Dr Geraghty wrote to the minister last Friday seeking the exhumation in an attempt to identify the baby through DNA. He had re-opened the inquest 33 years after the baby’s death following representations from solicitors acting for Cynthia Owen who claims to be the child’s mother.
The baby was discovered on April 4, 1973, in Lee’s Lane in Dún Laoghaire and was buried unidentified.
Ms Owen came forward claiming to be her mother just over a decade ago. The woman, who is now in her 40s, has claimed the baby was one of two she gave birth to as a young teenager as a result of sexual abuse in the 1970s. She claimed she witnessed Noleen being stabbed to death.
Several months ago, gardaí dug up the back garden of a home in Dalkey after Ms Owen claimed the body of the other baby was buried there but nothing was found.
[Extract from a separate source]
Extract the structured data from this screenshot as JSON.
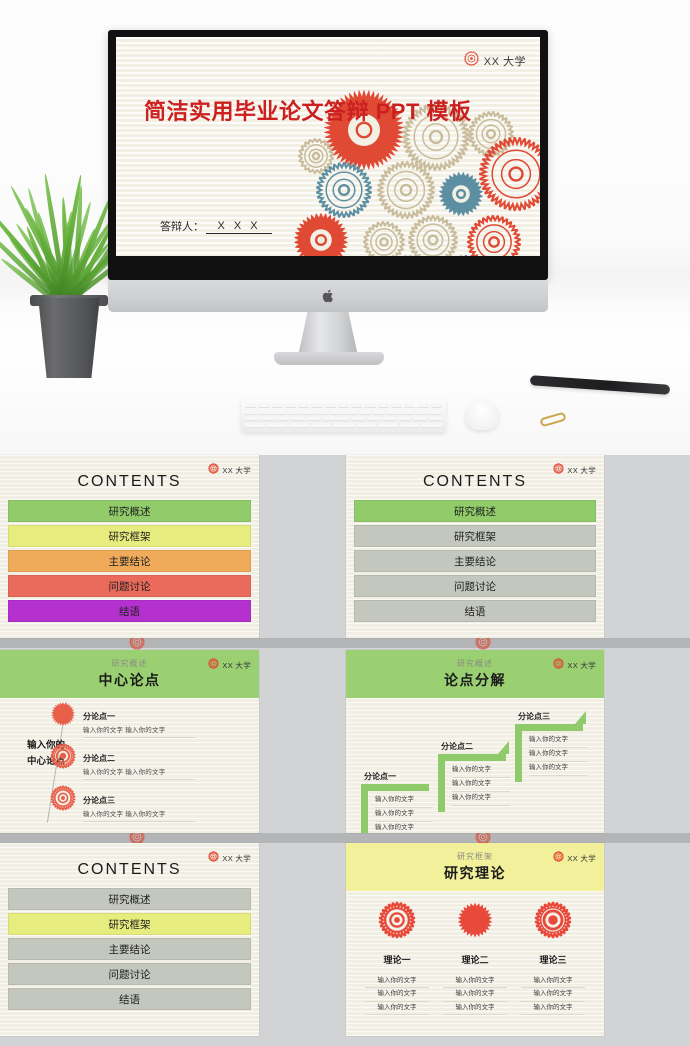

Mr McDowell said having weighed up all the relevant circumstances and technical information available, he did not believe making the order under the Coroners Act of 1962 was warranted, proportionate or justifiable.
About 50,000 infants were buried in the Little Angels plot from the 1960s on, with about 25 bodies in each grave. Most babies laid to rest there were premature, stillborn or new-borns who died hours or days after birth.